REMEMBER/SOUVENIRS. Le vertige de la trace.
Un après-midi d’été, assise sur les marches d’un bâtiment bruxellois désaffecté, j’attends qu’une porte recouverte d’un immense tag s’ouvre et laisse sortir la jeune femme qui nous guidera à travers les couloirs de cette ancienne firme où Denis Meyers a élu domicile pendant huit longs mois pour y accomplir son projet titanesque. Apprenant que ce bâtiment serait détruit, est venue l’idée à cet artiste urbain d’en recouvrir les murs, les portes, les fenêtres.
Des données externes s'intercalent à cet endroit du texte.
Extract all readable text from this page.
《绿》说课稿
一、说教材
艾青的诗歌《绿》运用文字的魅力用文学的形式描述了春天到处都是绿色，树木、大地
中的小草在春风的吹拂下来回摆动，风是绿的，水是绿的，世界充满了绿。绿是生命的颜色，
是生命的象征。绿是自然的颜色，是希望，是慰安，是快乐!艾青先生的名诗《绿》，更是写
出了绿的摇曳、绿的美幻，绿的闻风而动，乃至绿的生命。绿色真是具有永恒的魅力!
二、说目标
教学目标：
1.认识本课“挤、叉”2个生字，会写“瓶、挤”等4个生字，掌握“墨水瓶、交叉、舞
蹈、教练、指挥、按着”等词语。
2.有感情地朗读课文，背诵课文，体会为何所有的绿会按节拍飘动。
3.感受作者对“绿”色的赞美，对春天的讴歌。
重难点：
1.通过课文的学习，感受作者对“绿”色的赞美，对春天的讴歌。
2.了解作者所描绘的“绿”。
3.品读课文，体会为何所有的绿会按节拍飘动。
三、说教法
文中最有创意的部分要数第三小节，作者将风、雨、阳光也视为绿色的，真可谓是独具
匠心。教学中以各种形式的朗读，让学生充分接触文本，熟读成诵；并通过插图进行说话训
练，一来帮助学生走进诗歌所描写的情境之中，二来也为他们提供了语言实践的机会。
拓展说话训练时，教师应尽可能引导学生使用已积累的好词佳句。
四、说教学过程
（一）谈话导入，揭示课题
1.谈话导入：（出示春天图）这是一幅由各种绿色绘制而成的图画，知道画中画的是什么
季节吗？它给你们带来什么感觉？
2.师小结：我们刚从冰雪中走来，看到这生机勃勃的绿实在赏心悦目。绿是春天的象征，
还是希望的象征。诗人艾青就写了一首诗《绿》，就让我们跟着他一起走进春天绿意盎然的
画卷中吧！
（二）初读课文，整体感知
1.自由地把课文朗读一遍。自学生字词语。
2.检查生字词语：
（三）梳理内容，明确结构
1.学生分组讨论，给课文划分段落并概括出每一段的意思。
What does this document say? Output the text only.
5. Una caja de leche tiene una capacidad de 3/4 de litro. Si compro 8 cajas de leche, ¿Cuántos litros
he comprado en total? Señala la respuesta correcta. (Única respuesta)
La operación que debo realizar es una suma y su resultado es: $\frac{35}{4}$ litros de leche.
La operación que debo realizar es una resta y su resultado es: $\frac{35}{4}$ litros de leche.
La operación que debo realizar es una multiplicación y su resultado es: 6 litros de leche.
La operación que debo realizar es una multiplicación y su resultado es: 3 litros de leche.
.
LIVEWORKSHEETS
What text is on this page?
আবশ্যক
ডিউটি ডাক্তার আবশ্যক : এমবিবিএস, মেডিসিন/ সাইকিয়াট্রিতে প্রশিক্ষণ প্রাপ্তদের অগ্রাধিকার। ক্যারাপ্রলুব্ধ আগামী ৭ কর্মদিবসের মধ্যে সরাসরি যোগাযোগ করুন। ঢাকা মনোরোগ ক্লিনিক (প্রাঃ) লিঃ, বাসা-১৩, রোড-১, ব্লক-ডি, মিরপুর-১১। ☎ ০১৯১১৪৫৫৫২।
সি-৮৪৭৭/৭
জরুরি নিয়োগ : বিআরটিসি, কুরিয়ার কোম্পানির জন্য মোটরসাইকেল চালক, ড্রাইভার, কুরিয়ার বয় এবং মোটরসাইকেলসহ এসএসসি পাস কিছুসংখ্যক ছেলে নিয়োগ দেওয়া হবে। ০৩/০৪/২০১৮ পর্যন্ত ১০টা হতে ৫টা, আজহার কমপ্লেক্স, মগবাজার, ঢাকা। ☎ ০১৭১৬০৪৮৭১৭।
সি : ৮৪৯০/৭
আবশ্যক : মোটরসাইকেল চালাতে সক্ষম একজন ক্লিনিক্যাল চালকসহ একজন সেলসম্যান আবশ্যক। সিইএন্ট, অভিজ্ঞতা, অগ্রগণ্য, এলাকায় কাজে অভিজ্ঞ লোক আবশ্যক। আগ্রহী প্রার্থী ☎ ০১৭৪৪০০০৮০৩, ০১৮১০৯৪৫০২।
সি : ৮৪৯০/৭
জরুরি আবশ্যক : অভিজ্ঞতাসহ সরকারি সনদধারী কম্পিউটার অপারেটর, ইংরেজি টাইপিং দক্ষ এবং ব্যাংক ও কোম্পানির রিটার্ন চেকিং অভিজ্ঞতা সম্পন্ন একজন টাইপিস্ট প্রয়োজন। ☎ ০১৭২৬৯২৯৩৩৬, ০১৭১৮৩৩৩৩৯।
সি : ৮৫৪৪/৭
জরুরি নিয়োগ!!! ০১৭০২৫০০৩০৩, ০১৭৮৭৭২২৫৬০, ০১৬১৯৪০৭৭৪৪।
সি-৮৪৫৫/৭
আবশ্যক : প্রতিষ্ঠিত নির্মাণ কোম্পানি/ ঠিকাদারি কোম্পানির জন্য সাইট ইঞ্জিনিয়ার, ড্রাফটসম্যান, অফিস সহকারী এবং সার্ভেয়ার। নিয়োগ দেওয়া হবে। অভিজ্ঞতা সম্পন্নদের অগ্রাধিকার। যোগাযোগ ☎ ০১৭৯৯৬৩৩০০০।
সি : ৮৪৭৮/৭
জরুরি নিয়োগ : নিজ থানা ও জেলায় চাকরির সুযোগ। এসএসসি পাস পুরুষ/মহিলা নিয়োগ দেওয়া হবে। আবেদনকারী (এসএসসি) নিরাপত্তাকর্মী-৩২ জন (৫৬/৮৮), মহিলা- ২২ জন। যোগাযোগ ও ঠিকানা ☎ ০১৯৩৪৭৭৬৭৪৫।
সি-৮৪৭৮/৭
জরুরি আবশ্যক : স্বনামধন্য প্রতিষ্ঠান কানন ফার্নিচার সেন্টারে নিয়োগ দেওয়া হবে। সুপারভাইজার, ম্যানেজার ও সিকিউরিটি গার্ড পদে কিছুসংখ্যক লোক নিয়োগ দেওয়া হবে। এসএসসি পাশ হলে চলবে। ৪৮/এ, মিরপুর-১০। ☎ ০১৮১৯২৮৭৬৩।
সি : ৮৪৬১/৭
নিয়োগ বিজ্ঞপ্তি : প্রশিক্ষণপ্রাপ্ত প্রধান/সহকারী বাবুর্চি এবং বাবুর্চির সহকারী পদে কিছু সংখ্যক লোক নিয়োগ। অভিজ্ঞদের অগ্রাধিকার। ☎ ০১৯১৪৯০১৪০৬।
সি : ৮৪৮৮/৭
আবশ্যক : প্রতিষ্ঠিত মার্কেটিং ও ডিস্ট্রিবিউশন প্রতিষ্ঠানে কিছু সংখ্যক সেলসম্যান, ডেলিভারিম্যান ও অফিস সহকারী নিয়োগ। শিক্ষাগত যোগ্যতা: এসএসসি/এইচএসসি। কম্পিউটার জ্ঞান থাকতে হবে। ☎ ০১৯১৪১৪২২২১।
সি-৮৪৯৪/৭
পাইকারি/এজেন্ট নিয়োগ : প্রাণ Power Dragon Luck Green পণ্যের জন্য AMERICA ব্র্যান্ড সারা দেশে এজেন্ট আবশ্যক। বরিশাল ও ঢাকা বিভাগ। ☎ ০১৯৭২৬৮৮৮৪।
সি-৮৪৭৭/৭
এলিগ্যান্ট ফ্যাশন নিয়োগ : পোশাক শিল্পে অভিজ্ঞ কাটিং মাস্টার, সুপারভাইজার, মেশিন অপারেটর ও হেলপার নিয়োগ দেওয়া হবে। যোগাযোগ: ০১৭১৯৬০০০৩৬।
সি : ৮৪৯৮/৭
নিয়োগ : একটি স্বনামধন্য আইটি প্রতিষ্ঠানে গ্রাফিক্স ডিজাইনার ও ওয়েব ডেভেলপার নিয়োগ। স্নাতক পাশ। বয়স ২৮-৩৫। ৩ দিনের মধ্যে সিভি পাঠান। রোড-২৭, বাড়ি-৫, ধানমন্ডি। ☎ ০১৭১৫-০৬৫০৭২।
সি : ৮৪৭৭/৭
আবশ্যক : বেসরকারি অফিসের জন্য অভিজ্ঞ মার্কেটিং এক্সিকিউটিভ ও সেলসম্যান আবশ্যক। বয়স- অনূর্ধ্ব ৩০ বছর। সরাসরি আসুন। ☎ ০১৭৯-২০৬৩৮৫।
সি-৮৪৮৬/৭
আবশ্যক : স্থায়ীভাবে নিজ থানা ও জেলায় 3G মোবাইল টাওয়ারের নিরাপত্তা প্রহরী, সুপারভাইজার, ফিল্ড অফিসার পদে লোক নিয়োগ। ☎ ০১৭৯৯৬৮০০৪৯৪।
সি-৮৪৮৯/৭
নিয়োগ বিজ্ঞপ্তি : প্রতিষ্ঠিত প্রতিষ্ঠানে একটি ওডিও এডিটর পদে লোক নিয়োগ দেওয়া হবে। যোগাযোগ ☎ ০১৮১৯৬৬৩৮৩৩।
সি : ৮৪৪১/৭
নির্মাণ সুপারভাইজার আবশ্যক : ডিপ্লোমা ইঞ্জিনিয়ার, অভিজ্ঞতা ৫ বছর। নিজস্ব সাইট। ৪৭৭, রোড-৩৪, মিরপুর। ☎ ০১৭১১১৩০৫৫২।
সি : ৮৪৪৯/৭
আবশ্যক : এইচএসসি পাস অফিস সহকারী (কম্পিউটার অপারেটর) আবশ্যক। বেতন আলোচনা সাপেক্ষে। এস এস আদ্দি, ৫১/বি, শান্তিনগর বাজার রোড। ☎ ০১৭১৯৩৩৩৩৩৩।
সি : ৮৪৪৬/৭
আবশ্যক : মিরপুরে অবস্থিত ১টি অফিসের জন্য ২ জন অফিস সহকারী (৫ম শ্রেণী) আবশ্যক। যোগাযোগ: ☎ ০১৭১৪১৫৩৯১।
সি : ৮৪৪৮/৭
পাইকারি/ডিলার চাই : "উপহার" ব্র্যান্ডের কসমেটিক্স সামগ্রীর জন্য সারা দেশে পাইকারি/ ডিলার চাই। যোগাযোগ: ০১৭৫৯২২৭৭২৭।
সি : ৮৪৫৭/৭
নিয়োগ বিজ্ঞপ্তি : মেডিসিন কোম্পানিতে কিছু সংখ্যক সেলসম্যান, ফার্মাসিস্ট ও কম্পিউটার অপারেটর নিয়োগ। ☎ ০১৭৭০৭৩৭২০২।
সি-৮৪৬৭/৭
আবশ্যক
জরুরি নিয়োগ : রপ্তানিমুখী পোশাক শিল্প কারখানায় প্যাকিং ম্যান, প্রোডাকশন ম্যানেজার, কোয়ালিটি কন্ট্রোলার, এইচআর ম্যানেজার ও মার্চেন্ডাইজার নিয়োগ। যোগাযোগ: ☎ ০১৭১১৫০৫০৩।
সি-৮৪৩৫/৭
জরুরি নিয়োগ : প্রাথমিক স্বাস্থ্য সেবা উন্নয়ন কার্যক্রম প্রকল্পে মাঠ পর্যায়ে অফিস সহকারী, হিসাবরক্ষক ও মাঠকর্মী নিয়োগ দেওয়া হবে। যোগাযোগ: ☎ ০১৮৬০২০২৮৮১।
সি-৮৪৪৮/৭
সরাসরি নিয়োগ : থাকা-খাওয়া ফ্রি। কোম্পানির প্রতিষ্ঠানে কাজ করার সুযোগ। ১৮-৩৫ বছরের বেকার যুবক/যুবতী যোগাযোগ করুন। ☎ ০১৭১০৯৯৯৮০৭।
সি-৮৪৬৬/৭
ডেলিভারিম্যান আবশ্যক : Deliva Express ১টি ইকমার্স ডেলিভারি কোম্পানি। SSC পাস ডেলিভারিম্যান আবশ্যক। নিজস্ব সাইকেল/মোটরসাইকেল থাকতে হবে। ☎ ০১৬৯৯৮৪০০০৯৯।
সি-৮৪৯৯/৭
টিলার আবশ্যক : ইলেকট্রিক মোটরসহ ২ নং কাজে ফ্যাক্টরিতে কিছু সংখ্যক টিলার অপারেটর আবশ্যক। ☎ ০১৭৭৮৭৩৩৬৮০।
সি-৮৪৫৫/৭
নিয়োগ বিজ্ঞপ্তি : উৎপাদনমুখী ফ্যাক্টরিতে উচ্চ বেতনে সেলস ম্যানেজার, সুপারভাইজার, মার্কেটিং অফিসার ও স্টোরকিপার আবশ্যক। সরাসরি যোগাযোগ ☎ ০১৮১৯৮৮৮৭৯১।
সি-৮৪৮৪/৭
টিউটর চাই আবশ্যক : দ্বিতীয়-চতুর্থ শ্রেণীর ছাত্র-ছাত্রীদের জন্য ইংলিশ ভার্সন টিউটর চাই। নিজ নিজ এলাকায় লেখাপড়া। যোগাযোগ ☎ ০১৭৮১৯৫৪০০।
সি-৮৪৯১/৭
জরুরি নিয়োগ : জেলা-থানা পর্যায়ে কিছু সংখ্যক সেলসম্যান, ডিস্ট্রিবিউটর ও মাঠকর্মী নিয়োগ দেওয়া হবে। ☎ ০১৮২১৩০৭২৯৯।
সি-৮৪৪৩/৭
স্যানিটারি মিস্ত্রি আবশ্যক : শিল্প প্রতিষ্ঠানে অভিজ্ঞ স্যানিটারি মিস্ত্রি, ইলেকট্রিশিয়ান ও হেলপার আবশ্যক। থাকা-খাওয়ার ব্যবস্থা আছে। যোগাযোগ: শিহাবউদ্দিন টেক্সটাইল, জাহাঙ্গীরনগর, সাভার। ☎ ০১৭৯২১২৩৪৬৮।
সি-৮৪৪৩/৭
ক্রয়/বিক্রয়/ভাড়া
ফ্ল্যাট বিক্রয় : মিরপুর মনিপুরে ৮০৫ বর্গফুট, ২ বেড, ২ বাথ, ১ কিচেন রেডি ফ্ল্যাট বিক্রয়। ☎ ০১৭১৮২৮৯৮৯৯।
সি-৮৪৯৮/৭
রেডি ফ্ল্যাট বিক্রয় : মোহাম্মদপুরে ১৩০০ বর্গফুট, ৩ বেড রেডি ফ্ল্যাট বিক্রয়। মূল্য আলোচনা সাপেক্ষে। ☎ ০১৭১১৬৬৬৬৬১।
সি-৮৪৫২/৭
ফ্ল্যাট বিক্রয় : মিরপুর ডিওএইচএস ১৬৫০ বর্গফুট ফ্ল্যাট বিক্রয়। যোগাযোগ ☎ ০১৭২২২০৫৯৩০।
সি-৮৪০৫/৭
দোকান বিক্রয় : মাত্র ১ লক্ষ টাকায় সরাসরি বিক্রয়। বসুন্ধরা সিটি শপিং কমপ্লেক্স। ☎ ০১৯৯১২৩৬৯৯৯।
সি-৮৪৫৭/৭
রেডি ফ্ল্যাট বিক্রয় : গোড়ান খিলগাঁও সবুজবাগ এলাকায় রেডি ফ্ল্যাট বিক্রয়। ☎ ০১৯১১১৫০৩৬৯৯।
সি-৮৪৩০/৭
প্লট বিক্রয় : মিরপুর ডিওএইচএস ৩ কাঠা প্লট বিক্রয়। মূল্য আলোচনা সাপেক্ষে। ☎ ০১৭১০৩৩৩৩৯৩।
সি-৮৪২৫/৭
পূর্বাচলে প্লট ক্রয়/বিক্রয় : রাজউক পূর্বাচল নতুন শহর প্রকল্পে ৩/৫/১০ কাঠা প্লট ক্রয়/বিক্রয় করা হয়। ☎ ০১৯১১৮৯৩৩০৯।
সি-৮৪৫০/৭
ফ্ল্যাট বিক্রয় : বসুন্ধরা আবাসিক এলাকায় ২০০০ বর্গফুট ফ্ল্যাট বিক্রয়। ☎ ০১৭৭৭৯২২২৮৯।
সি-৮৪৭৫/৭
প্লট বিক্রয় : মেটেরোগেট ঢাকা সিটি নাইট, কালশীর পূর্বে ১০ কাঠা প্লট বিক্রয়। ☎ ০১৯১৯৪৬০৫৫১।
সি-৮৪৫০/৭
En tout, ce seront près de 25000 m2 qui porteront la trace de l’artiste. En entrant dans le monde de Denis Meyers, notre regard est aussitôt aspiré par ces mots qui se sont empilés à l’encre noire avec plus ou moins d’intensité. Des verbes pour la plupart. Hors temps. Hors cadre.
Lorsque nous pénétrons dans l’intime de l’artiste, les mots deviennent illisibles. On se trouve à la lisière du voir et du comprendre. Le sens nous échappe. Restent seules en scène des traces hors sens qui captent notre regard par leur trait, mystérieux, fluide, céleste, délicat, enchanteur, obscur.
Impossible donc de tout voir, de tout comprendre. Et puis, tout à coup, ces lettres s’effacent pour laisser apparaître dans le vide laissé par cet échafaudage de lettres, cette phrase de René Char : « Ne te courbe que pour aimer ». Le sens de la phrase n’apparaîtra au visiteur que dans un second temps. C’est l’écriture comme bord qui d’emblée capture notre regard. Bord du précipice. Bord entre le sens et le réel qui échappe à toute signification et qui coule entre les mots de l’artiste. Bord sur lequel, tenus à un fil, le vertige nous assaille et nous transforme, nous, spectateurs, qui cherchions, en franchissant cette lourde porte de métal, une autre voie pour appréhender notre réel.
Depuis ce bel après-midi d’été, nous avons assisté, non sans émotion, à la destruction de cet immense bâtiment empreint de ces traces. Aujourd’hui, Denis Meyers renaît à la Galerie Macadam et nous invite à plonger dans sa nouvelle exposition, Rebirth, accessible du 21 avril au 21 mai.